後日、もっと明確にカーストを目の当たりにすることがあった。念願のインド旅行に出かけたときだ。トゥクトゥクみたいなタクシーに乗る以外、どうやって移動すればいいかも分からなかったので、少々贅沢してガイドを雇うことにした。ホテルで手配してもらい、現れたのは、イケメンのイスラム教徒。クイーンズイングリッシュを操るインテリだ。郊外に行く普通の(とは言っても年代物のインド車)や飛行機を手配してくれ、結局すべての旅程に同行してくれ、大いに助かった。

彼が言うには「イスラム教は平等、平和」とのことで、ヒンズー教との違いをアピールされた。そして、観光地じゃないところに行きたいというリクエストに応えて連れて行ってくれたのが無名の仏教寺院。「スリランカの金持ちは、死ぬ前にブッダのゆかりの地に寺院を建立するのが夢」とのことで、たしかに綺麗な花が咲く、真新しい寺院だった。

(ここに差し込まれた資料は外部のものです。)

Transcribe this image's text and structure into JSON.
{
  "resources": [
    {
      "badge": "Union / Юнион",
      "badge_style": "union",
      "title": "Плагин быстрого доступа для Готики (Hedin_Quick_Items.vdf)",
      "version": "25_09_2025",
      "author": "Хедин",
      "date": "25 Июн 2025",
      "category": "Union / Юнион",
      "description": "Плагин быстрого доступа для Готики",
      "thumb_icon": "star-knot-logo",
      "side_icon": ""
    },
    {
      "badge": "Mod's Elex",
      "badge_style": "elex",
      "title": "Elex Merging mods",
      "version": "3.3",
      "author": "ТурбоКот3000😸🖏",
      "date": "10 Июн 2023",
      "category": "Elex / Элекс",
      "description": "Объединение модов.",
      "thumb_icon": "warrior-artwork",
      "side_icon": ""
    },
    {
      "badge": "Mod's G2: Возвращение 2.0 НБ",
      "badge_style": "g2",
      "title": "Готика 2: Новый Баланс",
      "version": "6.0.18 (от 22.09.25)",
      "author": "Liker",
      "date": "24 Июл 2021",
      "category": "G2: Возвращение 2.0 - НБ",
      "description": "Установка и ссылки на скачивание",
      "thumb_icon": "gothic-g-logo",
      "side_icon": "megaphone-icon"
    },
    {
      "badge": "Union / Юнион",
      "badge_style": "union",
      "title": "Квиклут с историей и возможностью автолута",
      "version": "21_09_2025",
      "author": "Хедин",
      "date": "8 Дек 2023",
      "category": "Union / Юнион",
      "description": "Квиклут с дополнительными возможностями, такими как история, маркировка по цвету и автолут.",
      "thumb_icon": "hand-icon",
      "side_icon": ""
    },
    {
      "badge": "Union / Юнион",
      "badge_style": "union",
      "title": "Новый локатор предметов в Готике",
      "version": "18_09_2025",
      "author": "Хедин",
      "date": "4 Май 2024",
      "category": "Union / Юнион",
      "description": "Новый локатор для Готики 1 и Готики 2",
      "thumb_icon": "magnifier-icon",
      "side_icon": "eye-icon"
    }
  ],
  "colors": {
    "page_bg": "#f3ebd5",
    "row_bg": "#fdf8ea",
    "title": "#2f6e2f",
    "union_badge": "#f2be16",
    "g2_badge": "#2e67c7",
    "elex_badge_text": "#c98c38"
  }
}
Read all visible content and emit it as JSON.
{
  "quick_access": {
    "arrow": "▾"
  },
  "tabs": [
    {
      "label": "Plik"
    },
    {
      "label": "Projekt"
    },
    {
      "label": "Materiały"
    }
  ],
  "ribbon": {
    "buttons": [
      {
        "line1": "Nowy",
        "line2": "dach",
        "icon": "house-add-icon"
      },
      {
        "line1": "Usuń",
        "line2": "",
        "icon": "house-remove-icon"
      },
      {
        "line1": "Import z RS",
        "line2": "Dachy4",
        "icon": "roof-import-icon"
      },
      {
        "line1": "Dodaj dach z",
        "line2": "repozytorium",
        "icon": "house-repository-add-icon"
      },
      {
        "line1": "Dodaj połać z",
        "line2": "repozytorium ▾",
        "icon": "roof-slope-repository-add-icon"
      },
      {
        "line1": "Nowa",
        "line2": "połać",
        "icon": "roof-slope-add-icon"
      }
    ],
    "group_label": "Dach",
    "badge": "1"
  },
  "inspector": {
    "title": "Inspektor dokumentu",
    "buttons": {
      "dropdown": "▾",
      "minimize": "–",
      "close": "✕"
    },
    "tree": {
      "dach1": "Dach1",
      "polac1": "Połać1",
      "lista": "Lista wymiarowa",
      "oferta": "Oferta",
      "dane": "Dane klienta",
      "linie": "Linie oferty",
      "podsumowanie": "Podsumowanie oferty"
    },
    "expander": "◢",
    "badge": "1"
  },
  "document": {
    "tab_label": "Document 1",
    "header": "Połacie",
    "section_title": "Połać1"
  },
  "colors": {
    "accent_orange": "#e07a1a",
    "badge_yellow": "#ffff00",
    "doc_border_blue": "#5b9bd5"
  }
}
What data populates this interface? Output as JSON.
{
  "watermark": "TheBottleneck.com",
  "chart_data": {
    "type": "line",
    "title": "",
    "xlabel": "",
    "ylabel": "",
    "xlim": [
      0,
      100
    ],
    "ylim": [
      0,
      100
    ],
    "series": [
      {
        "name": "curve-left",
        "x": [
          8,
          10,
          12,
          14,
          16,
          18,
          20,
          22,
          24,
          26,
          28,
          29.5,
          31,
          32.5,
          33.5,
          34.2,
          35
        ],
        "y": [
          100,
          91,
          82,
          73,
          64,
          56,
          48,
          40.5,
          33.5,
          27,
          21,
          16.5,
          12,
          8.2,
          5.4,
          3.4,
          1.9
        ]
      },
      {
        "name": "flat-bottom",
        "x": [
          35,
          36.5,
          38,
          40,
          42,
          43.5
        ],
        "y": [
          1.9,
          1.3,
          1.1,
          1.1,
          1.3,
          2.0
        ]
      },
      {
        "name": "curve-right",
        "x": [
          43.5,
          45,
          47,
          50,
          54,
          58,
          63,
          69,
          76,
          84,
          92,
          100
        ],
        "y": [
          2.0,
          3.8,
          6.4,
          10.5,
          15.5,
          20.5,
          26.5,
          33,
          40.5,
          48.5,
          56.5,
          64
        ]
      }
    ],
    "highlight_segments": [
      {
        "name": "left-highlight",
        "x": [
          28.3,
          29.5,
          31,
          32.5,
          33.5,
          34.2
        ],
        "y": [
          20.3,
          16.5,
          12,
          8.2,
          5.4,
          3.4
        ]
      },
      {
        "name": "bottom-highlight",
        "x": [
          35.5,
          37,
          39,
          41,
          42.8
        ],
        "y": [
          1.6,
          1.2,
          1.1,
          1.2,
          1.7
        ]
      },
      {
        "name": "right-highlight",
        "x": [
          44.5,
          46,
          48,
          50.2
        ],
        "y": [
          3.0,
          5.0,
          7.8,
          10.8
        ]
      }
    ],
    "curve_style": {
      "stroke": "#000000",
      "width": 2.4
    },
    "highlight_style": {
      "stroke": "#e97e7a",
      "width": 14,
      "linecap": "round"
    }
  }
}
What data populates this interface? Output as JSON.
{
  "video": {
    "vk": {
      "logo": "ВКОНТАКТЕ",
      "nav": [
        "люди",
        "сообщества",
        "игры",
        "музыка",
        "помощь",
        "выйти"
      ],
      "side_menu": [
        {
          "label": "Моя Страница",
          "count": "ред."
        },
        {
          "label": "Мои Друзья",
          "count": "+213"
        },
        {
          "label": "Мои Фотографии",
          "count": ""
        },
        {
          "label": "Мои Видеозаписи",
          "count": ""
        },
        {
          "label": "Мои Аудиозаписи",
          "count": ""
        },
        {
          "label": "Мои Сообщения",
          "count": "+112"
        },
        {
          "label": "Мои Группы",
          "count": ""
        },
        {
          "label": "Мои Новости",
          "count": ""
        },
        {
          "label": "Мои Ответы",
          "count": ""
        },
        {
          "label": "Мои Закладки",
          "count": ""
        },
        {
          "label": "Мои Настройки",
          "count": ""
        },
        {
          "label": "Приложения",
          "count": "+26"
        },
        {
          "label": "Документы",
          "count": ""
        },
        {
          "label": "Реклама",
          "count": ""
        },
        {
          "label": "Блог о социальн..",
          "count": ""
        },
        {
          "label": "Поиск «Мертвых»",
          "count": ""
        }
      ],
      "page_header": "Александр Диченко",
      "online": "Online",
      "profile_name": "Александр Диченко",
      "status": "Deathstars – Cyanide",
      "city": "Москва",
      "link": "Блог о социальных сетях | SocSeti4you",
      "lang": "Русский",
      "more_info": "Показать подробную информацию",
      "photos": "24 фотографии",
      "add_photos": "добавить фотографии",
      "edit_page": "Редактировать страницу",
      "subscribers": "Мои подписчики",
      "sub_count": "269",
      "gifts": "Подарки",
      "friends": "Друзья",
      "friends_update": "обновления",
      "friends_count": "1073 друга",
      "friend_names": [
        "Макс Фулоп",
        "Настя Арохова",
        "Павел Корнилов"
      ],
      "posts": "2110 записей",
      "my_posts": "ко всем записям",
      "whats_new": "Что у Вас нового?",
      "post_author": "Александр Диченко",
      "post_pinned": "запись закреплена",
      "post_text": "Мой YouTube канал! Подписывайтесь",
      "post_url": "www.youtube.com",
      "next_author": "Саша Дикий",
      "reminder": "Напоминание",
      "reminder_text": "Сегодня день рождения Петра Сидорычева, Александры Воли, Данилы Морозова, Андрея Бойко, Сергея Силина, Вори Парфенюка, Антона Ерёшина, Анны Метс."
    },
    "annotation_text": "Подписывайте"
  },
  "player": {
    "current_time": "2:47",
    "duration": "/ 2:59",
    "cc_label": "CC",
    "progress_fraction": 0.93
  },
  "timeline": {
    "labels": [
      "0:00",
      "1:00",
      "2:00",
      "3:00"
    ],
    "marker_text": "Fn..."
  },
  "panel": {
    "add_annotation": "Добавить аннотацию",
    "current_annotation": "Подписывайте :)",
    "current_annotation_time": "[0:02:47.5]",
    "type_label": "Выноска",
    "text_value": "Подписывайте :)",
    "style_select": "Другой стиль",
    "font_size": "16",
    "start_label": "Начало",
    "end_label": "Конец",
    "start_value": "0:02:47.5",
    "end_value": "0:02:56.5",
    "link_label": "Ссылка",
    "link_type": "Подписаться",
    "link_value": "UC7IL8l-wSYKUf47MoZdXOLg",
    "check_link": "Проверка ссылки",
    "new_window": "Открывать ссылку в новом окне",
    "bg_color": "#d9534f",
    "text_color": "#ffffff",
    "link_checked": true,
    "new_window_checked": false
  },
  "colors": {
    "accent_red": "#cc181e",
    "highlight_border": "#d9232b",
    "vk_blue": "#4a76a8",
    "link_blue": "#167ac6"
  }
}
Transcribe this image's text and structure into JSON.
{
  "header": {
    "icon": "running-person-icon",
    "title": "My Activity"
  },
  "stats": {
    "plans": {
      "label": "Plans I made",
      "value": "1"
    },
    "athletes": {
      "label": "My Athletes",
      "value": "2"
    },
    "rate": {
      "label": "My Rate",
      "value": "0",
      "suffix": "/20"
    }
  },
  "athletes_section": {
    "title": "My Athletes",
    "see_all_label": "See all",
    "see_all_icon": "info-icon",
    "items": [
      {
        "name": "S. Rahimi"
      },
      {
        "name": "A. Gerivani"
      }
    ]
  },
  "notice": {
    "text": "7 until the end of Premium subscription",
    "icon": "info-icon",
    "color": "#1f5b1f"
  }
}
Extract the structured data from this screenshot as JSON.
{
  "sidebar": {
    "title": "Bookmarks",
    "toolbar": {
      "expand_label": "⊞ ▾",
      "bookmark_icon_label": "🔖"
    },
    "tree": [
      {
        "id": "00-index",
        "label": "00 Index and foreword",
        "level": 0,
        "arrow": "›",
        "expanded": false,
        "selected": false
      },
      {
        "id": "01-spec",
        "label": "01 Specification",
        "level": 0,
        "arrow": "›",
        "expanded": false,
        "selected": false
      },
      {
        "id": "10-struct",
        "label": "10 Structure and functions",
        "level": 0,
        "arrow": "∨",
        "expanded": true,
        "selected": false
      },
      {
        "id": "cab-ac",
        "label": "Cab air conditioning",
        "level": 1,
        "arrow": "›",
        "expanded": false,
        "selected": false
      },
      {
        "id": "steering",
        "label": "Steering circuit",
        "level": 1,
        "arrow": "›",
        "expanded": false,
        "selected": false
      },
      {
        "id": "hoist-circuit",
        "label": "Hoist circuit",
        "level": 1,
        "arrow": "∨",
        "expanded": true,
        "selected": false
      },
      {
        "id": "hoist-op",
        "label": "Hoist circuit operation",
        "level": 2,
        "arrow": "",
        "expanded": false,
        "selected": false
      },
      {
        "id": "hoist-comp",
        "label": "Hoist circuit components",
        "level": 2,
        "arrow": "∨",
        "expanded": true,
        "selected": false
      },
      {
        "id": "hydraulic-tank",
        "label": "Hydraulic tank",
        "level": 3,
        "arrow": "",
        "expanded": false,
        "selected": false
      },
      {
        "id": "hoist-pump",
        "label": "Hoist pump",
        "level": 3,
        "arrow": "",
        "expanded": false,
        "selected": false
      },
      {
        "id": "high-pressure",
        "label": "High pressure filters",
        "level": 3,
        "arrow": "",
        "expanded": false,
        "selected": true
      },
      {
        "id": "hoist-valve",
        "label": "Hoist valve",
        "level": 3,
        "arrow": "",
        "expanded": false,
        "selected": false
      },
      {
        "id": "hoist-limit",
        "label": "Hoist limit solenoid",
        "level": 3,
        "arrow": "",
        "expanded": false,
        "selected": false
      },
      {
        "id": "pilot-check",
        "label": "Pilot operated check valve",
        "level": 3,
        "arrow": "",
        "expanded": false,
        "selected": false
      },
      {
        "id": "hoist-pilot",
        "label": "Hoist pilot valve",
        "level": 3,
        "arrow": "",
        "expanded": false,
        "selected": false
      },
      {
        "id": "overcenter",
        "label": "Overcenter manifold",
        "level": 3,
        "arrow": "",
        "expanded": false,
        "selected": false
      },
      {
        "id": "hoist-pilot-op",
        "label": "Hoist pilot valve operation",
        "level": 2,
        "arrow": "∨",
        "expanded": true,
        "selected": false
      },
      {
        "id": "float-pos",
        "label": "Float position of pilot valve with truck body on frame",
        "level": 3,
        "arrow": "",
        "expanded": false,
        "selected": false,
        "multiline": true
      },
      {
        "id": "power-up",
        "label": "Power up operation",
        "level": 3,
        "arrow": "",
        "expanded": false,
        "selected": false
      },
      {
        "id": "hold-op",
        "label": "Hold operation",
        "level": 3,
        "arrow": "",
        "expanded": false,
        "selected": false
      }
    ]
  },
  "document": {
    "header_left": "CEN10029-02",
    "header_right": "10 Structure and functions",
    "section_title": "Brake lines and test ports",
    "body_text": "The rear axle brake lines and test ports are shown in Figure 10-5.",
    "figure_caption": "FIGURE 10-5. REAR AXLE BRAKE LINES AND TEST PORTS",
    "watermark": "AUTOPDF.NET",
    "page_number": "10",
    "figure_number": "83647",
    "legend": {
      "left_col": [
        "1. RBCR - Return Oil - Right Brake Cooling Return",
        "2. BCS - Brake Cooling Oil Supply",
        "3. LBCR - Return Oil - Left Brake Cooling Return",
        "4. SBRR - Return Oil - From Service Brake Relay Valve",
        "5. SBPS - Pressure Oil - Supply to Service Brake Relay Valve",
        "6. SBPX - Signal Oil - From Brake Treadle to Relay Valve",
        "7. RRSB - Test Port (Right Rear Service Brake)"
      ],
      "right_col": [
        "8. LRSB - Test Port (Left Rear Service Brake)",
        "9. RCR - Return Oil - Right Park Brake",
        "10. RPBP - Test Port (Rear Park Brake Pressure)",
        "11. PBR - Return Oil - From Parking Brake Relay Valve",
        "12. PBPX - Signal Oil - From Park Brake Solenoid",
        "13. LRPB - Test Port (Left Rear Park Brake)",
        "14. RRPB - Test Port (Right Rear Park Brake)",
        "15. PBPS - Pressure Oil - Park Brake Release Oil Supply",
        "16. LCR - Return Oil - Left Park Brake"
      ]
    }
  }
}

そこに登場したのが幼稚園児の集団。先生に手を引かれて散歩しているらしい。みんな小洒落た制服を着てるねと言うと、ガイド氏は「この子たちはアウトカーストなんですが、やはりスリランカの金持ちが寄付してくれるんですよ」と笑顔で説明する。そのとき、子供の一人が急に動いてガイド氏の足元に触れた。ガイド氏の血相が変わり、大げさに飛び退く。こちらはピンときてニヤニヤしてガイド氏の顔を見ると、「私もインド人なんで…」とガイド氏。「インド」と一括りにすることはできない。